After falling for nine straight days, shares of Warren Buffett's Berkshire Hathaway have dropped almost 50 percent from their all-time closing high set last December.
Berkshire closed today at $77,500 a share, down $6,500, or 7.7 percent. It's a fresh three-year low.
That's down 48.1 percent from the all-time closing high of $149,200 set on December 10, 2007.
Berkshire fell as low as $74,100 in today's session. At that point, it was 51.1 percent below its all-time intraday high of $151,650.
The stock has ended lower for nine straight days, following Berkshire's third quarter earnings report on November 7, which revealed lower operating profits and big paper losses for stock option contracts. Berkshire has lost almost a third of its value since that date.
Yesterday's 12 percent plunge was the stock's worst day since Black Monday in 1987.

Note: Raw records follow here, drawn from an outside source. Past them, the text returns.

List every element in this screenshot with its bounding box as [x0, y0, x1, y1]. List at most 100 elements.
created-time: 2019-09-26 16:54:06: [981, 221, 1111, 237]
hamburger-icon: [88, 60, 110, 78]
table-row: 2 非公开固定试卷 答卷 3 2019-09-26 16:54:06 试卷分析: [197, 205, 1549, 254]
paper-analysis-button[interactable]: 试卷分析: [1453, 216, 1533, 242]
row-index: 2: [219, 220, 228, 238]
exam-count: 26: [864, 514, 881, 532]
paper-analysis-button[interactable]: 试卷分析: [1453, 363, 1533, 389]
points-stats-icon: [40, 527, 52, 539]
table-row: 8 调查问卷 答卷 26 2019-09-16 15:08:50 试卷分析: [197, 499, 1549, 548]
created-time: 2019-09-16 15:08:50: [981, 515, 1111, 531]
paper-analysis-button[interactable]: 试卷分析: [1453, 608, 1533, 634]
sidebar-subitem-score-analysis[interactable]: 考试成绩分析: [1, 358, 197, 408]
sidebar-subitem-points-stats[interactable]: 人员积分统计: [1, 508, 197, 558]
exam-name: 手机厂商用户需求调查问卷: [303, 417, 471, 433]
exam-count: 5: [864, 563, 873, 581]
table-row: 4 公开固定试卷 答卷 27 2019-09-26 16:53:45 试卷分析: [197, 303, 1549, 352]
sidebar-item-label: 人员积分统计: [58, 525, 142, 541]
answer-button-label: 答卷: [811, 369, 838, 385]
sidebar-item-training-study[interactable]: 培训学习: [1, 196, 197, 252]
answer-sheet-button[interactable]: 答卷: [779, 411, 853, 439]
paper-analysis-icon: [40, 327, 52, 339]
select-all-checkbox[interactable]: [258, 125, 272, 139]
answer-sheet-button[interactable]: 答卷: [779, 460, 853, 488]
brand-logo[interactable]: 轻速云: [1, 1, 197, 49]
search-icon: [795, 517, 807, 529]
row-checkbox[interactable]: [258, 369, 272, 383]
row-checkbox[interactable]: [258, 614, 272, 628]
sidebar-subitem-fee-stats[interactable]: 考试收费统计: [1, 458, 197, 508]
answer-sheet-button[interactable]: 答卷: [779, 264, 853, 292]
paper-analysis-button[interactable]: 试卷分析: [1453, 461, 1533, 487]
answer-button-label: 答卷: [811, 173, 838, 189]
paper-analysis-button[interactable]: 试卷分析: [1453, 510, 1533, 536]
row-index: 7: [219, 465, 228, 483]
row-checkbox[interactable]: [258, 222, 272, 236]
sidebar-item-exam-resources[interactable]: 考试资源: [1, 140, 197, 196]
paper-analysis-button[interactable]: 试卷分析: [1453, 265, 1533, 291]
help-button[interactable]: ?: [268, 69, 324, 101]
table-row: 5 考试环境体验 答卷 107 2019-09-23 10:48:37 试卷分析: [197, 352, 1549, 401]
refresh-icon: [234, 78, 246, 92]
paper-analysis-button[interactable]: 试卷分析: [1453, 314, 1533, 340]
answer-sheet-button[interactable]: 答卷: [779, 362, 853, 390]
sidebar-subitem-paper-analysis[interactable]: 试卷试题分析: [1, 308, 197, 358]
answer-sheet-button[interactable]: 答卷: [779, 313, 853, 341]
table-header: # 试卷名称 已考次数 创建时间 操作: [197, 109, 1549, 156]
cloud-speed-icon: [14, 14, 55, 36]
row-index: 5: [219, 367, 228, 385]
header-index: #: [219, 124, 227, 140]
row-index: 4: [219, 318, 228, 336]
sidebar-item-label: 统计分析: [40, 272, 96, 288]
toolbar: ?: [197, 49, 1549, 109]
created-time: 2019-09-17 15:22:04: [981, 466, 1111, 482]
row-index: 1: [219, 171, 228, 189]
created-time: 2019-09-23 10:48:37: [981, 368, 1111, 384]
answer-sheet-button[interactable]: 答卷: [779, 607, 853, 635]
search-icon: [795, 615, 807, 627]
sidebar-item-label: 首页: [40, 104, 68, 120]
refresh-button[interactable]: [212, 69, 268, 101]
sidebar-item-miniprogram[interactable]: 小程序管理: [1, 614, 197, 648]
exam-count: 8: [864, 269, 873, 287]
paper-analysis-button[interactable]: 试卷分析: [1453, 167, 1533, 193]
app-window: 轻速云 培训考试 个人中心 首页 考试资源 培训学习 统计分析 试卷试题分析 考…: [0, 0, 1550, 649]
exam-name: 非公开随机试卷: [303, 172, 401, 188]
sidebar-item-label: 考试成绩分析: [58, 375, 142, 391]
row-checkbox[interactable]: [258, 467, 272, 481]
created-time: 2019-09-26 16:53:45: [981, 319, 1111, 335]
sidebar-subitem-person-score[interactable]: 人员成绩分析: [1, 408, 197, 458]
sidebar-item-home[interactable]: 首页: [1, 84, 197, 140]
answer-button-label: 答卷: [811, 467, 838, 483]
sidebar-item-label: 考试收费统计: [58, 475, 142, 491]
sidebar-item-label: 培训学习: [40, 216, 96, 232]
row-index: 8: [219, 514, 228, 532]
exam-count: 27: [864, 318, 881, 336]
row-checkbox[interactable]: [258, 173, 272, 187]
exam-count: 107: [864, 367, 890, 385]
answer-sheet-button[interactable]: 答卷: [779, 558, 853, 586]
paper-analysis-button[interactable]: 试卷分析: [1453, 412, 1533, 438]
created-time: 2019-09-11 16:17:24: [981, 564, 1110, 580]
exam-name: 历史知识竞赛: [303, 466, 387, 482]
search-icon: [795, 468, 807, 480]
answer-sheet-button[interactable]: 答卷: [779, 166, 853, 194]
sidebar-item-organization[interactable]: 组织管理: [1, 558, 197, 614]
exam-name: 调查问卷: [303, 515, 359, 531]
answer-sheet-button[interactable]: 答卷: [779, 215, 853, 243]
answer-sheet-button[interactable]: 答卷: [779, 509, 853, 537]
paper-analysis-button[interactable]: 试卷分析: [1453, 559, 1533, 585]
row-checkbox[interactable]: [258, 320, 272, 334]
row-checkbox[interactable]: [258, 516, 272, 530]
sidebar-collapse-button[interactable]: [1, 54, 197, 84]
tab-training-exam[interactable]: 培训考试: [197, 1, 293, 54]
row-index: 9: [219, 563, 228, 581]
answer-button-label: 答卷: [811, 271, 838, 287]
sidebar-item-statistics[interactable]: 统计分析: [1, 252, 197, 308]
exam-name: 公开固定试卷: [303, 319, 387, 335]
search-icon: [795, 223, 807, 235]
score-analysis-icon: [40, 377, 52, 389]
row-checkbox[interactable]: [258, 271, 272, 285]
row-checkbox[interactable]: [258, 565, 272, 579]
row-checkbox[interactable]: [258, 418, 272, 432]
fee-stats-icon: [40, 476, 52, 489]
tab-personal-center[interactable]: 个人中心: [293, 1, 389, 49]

Warren Buffett's reputation as the world's greatest investor means the stock's big fall is getting lots of attention.
The Wall Street Journal's Marketbeat blog asks Would Buffett Find Berkshire a Value?
Harry Rady of Rady Asset Management in San Diego answers, "The insurance business, which is a significant portion of their earnings, is a very cyclical business. With everything else at an extremely significant discount, I see a lot more downside. There is so much opportunity to buy assets for 50 cents on the dollar, why buy a dollar for a dollar because Warren Buffett runs it?”
Reuters has a news analysis piece headlined Is Warren Buffett Losing His Touch? It quotes Vahan Janjigian, the author of the recent book Even Buffett Isn't Perfect. "Everything you're seeing that affects other companies is eventually going to catch up with Berkshire. I'm not saying Berkshire is not well-run, but that even well-run companies will be hit in a severe recession."
Reuters quotes Buffett-fan Whitney Tilson as saying "we're buying Berkshire like crazy." He argues that "investors are looking at the derivative exposure, seeing Berkshire marking losses, and it reminds them of AIG and other companies whose derivative exposures got them into trouble. They are coming to the insane conclusion that Berkshire faces similar risks."
Tilson expands on his Buffett defense in a detailed Seeking Alpha post headlined Berkshire Hathaway Credit Risk, Index Puts Are Overblown Worries. He writes, "It’s impossible to rule out unexpected surprises for any company, but anyone who’s studied Buffett will surely take comfort in his 50+ years of conservatism and openness with his investors."
His conclusion: "Berkshire’s freefall in the past few weeks is certifiably crazy – and a buying opportunity that will long be remembered."